Cavium, Inc.
- Company type: Public
- Traded as: Nasdaq: CAVM
- Industry: Processors and boards
- Founded: 2000; 26 years ago
- Founder: Raghib Hussain
- Defunct: July 6, 2018
- Fate: Acquired by Marvell Technology Group
- Headquarters: San Jose, California, United States
- Key people: Syed Ali (president & CEO) Raghib Hussain (COO)
- Products: Microprocessors, boards
- Number of employees: 850
- Website: cavium.com at the Wayback Machine (archived 2015-03-16)

= Cavium =

American fabless semiconductor company

Cavium, Inc. was a fabless semiconductor company based in San Jose, California, specializing in ARM-based and MIPS-based network, video and security processors and SoCs. The company was co-founded in 2000 by Syed B. Ali and M. Raghib Hussain, who were introduced to each other by a Silicon Valley entrepreneur. Cavium offers processor- and board-level products targeting routers, switches, appliances, storage and servers.

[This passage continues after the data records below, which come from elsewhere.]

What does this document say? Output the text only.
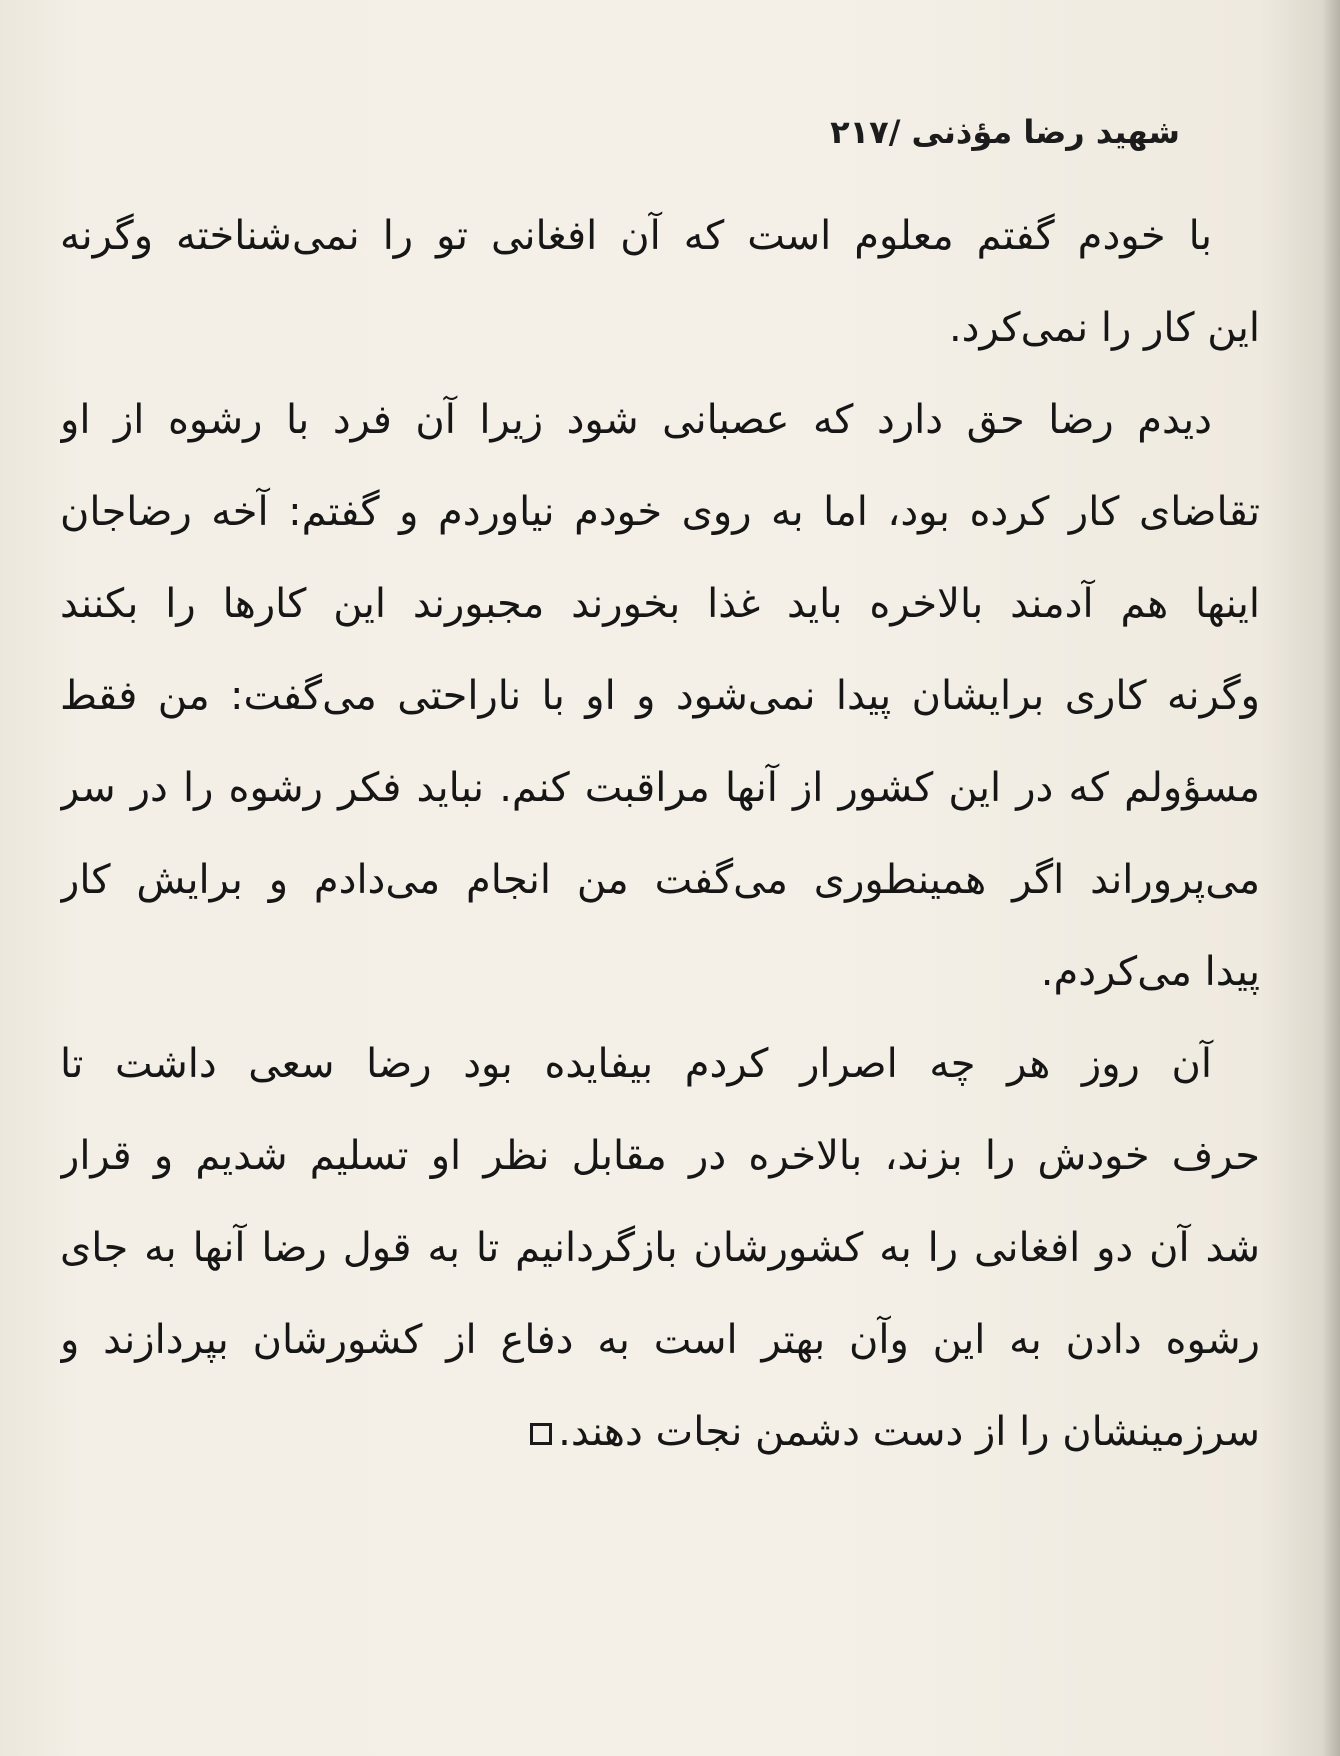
شهید رضا مؤذنی /۲۱۷
با خودم گفتم معلوم است که آن افغانی تو را نمی‌شناخته وگرنه
این کار را نمی‌کرد.
دیدم رضا حق دارد که عصبانی شود زیرا آن فرد با رشوه از او
تقاضای کار کرده بود، اما به روی خودم نیاوردم و گفتم: آخه رضاجان
اینها هم آدمند بالاخره باید غذا بخورند مجبورند این کارها را بکنند
وگرنه کاری برایشان پیدا نمی‌شود و او با ناراحتی می‌گفت: من فقط
مسؤولم که در این کشور از آنها مراقبت کنم. نباید فکر رشوه را در سر
می‌پروراند اگر همینطوری می‌گفت من انجام می‌دادم و برایش کار
پیدا می‌کردم.
آن روز هر چه اصرار کردم بیفایده بود رضا سعی داشت تا
حرف خودش را بزند، بالاخره در مقابل نظر او تسلیم شدیم و قرار
شد آن دو افغانی را به کشورشان بازگردانیم تا به قول رضا آنها به جای
رشوه دادن به این وآن بهتر است به دفاع از کشورشان بپردازند و
سرزمینشان را از دست دشمن نجات دهند.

The company went public in May 2007 with about 175 employees. As of 2011, following numerous acquisitions, it had about 850 employees worldwide, of whom about 250 were located at company headquarters in San Jose.

Cavium was acquired by Marvell Technology Group on July 6, 2018.

==History==

===Name change===
On June 17, 2011, Cavium Networks, Inc. changed its name to Cavium, Inc.

===Acquisitions by Cavium===

| Date | Acquired company | Historical product line |
|---|---|---|
| August 2008 | Star Semiconductor | ARM-based systems-on-chip processors |
| December 2008 | W&W Communications | Video compression software and hardware |
| December 2009 | MontaVista Software | Carrier Grade Linux compliant Linux & embedded systems |
| January 2011 | Celestial Semiconductor | SoCs for digital media applications, including satellite, cable, and Internet TV |
| February 2011 | Wavesat Telecommunications | Semiconductor solutions for carrier and mobile device manufacturers^{[citation needed]} |
| July 2014 | Xpliant, Inc. | Switching and SDN Specialist |
| June 2016 | QLogic, Inc. | Ethernet and Storage Specialist |

===Acquisition of Cavium===
In November 2017, Cavium's board of directors agreed to the company's purchase by Marvell Technology Group for $6 billion in cash and stock. The merger was finalized on July 6, 2018.

== Products ==
Cavium began selling security processors in late 2001 with the Nitrox line. The processor had support for features like IPsec, SSL, intrusion-detection services as well as VPNs. In 2004 the company launched the Octeon processor, which was using a 64-bit MIPS instruction set. At launch Cavium offered Octeon processors with two, four eight or sixteen cores. In 2012, the company announced a 1-48 core MIPS-processor from the Octeon-line. In 2014, the company announced the ThunderX, a 48 core server SoC based on the ARMv8 architecture. Cavium also offered ethernet switches that were produced in cooperation with Xpliant since 2014.